In the US the Wall St Journal has published an article (see below) which includes specific action suggestions, including the targeting of leaders of the IS and those financing it and limiting activities at the US base in Qatar. Even leaving aside the vexed question of whether the US should put troops on the ground, it is clear there are many other actions which could be taken by Obama but are not.
Regrettably, despite including in its editorial the many warnings from experts of the seriousness of the IS threat, The Australian supports no troops and goes no further than expressing a hope that Obama will not withdraw all troops from Afghanistan. The apparent extent of fraudulent voting there (2mn out of 8mn) sends an ominous signal that Afghanistan is not yet able to prevent a Taliban takeover without outside help.
However, a report in a British newspaper does claim that a joint UK/US special forces group will be sent to Iraq to hunt down Islamic commanders and Foley’s beheader (see Herald Sun article below by Dunn). One cannot help thinking that a higher priority would be for a (large) “special forces” group to be sent to protect the Christians under threat (see plea in article below).

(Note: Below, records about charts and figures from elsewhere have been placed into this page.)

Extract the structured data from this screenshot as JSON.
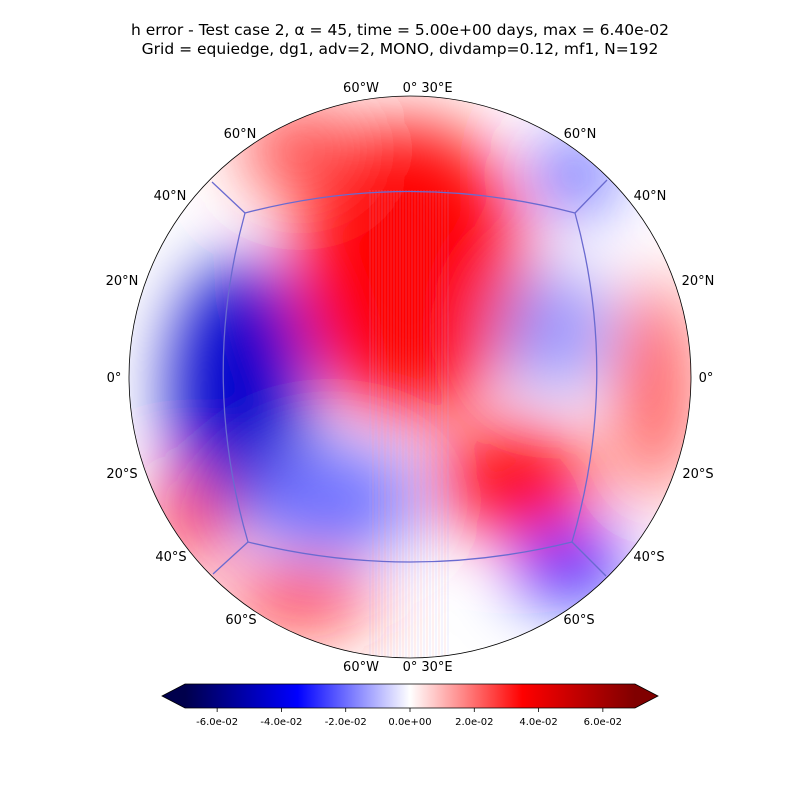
{
  "chart_data": {
    "type": "heatmap",
    "title_line1": "h error - Test case 2, α = 45, time = 5.00e+00 days, max = 6.40e-02",
    "title_line2": "Grid = equiedge, dg1, adv=2, MONO, divdamp=0.12, mf1, N=192",
    "projection": "orthographic globe view",
    "colormap": "seismic (blue–white–red), extended both ends",
    "colors": {
      "min": "#00004c",
      "neg": "#0000ff",
      "zero": "#ffffff",
      "pos": "#ff0000",
      "max": "#800000"
    },
    "clim": [
      -0.07,
      0.07
    ],
    "colorbar_ticks": [
      "-6.0e-02",
      "-4.0e-02",
      "-2.0e-02",
      "0.0e+00",
      "2.0e-02",
      "4.0e-02",
      "6.0e-02"
    ],
    "colorbar_tick_values": [
      -0.06,
      -0.04,
      -0.02,
      0.0,
      0.02,
      0.04,
      0.06
    ],
    "lat_labels_left": [
      "60°N",
      "40°N",
      "20°N",
      "0°",
      "20°S",
      "40°S",
      "60°S"
    ],
    "lat_labels_right": [
      "60°N",
      "40°N",
      "20°N",
      "0°",
      "20°S",
      "40°S",
      "60°S"
    ],
    "lon_labels_top": [
      "60°W",
      "0°",
      "30°E"
    ],
    "lon_labels_bottom": [
      "60°W",
      "0°",
      "30°E"
    ],
    "field_blobs": [
      {
        "region": "upper center",
        "value": 0.035
      },
      {
        "region": "upper-left band",
        "value": 0.025
      },
      {
        "region": "left equator",
        "value": -0.045
      },
      {
        "region": "lower-left",
        "value": -0.02
      },
      {
        "region": "right center",
        "value": -0.015
      },
      {
        "region": "lower right",
        "value": 0.035
      },
      {
        "region": "bottom left",
        "value": 0.03
      },
      {
        "region": "bottom right",
        "value": -0.035
      },
      {
        "region": "right edge",
        "value": 0.025
      },
      {
        "region": "upper-right corner",
        "value": -0.025
      },
      {
        "region": "left lower edge",
        "value": 0.03
      }
    ]
  }
}
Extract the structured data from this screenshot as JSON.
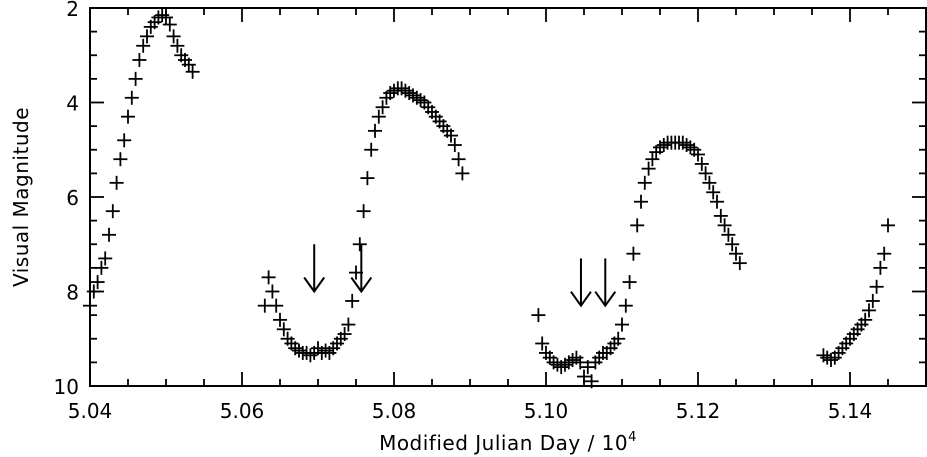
{
  "chart_data": {
    "type": "scatter",
    "marker": "plus",
    "xlabel": "Modified Julian Day / 10",
    "xlabel_superscript": "4",
    "ylabel": "Visual Magnitude",
    "xlim": [
      5.04,
      5.15
    ],
    "ylim": [
      10,
      2
    ],
    "y_inverted": true,
    "x_ticks": [
      5.04,
      5.06,
      5.08,
      5.1,
      5.12,
      5.14
    ],
    "x_tick_labels": [
      "5.04",
      "5.06",
      "5.08",
      "5.10",
      "5.12",
      "5.14"
    ],
    "x_minor_step": 0.005,
    "y_ticks": [
      2,
      4,
      6,
      8,
      10
    ],
    "y_tick_labels": [
      "2",
      "4",
      "6",
      "8",
      "10"
    ],
    "y_minor_step": 0.5,
    "grid": false,
    "colors": {
      "marker": "#000000",
      "axis": "#000000"
    },
    "annotations": [
      {
        "type": "down-arrow",
        "x": 5.0695,
        "y_tip": 8.0,
        "y_tail": 7.0
      },
      {
        "type": "down-arrow",
        "x": 5.0757,
        "y_tip": 8.0,
        "y_tail": 7.0
      },
      {
        "type": "down-arrow",
        "x": 5.1046,
        "y_tip": 8.3,
        "y_tail": 7.3
      },
      {
        "type": "down-arrow",
        "x": 5.1078,
        "y_tip": 8.3,
        "y_tail": 7.3
      }
    ],
    "series": [
      {
        "segment": "cycle-1",
        "x": [
          5.04,
          5.0405,
          5.041,
          5.0415,
          5.042,
          5.0425,
          5.043,
          5.0435,
          5.044,
          5.0445,
          5.045,
          5.0455,
          5.046,
          5.0465,
          5.047,
          5.0475,
          5.048,
          5.0485,
          5.049,
          5.0495,
          5.05,
          5.0505,
          5.051,
          5.0515,
          5.052,
          5.0525,
          5.053,
          5.0535
        ],
        "y": [
          8.3,
          8.0,
          7.8,
          7.5,
          7.3,
          6.8,
          6.3,
          5.7,
          5.2,
          4.8,
          4.3,
          3.9,
          3.5,
          3.1,
          2.8,
          2.6,
          2.4,
          2.3,
          2.2,
          2.15,
          2.2,
          2.35,
          2.6,
          2.8,
          3.0,
          3.1,
          3.2,
          3.35
        ]
      },
      {
        "segment": "cycle-2",
        "x": [
          5.063,
          5.0635,
          5.064,
          5.0645,
          5.065,
          5.0655,
          5.066,
          5.0665,
          5.067,
          5.0675,
          5.068,
          5.0685,
          5.069,
          5.0695,
          5.07,
          5.0705,
          5.071,
          5.0715,
          5.072,
          5.0725,
          5.073,
          5.0735,
          5.074,
          5.0745,
          5.075,
          5.0755,
          5.076,
          5.0765,
          5.077,
          5.0775,
          5.078,
          5.0785,
          5.079,
          5.0795,
          5.08,
          5.0805,
          5.081,
          5.0815,
          5.082,
          5.0825,
          5.083,
          5.0835,
          5.084,
          5.0845,
          5.085,
          5.0855,
          5.086,
          5.0865,
          5.087,
          5.0875,
          5.088,
          5.0885,
          5.089
        ],
        "y": [
          8.3,
          7.7,
          8.0,
          8.3,
          8.6,
          8.8,
          9.0,
          9.1,
          9.2,
          9.25,
          9.3,
          9.3,
          9.35,
          9.3,
          9.2,
          9.3,
          9.25,
          9.3,
          9.2,
          9.1,
          9.0,
          8.9,
          8.7,
          8.2,
          7.6,
          7.0,
          6.3,
          5.6,
          5.0,
          4.6,
          4.3,
          4.1,
          3.9,
          3.8,
          3.75,
          3.7,
          3.7,
          3.75,
          3.8,
          3.85,
          3.9,
          3.95,
          4.0,
          4.1,
          4.2,
          4.3,
          4.4,
          4.5,
          4.6,
          4.7,
          4.9,
          5.2,
          5.5
        ]
      },
      {
        "segment": "cycle-3",
        "x": [
          5.099,
          5.0995,
          5.1,
          5.1005,
          5.101,
          5.1015,
          5.102,
          5.1025,
          5.103,
          5.1035,
          5.104,
          5.1045,
          5.105,
          5.1055,
          5.106,
          5.1065,
          5.107,
          5.1075,
          5.108,
          5.1085,
          5.109,
          5.1095,
          5.11,
          5.1105,
          5.111,
          5.1115,
          5.112,
          5.1125,
          5.113,
          5.1135,
          5.114,
          5.1145,
          5.115,
          5.1155,
          5.116,
          5.1165,
          5.117,
          5.1175,
          5.118,
          5.1185,
          5.119,
          5.1195,
          5.12,
          5.1205,
          5.121,
          5.1215,
          5.122,
          5.1225,
          5.123,
          5.1235,
          5.124,
          5.1245,
          5.125,
          5.1255
        ],
        "y": [
          8.5,
          9.1,
          9.3,
          9.4,
          9.5,
          9.55,
          9.6,
          9.55,
          9.5,
          9.45,
          9.4,
          9.5,
          9.8,
          9.6,
          9.9,
          9.5,
          9.4,
          9.3,
          9.3,
          9.2,
          9.1,
          9.0,
          8.7,
          8.3,
          7.8,
          7.2,
          6.6,
          6.1,
          5.7,
          5.4,
          5.2,
          5.05,
          4.95,
          4.9,
          4.85,
          4.85,
          4.85,
          4.85,
          4.85,
          4.9,
          4.95,
          5.0,
          5.1,
          5.3,
          5.5,
          5.7,
          5.9,
          6.1,
          6.4,
          6.6,
          6.8,
          7.0,
          7.2,
          7.4
        ]
      },
      {
        "segment": "cycle-4",
        "x": [
          5.1365,
          5.137,
          5.1375,
          5.138,
          5.1385,
          5.139,
          5.1395,
          5.14,
          5.1405,
          5.141,
          5.1415,
          5.142,
          5.1425,
          5.143,
          5.1435,
          5.144,
          5.1445,
          5.145
        ],
        "y": [
          9.35,
          9.4,
          9.45,
          9.4,
          9.3,
          9.2,
          9.1,
          9.0,
          8.9,
          8.8,
          8.7,
          8.6,
          8.4,
          8.2,
          7.9,
          7.5,
          7.2,
          6.6
        ]
      }
    ]
  }
}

Meantime, Andrew Bolt has pointed out below that the statement by a number of Australian Muslim leaders not only rejects the addition to anti-terrorism powers but blames the West for violence and killings. It’s claim that Muslims can’t be divided into radicals and moderates exposes the weakness of their defence, as does the statement itself. The same aggressive response is reported from Muslims in a detention centre (who appear also to be fighting amongst themselves) and from Jack Thomas, who was once acquitted from being connected to al Quaeda. These expressions of view by Muslims are, in one sense, welcome because they bring out into the open the extent of the problem facing the government – and ourselves.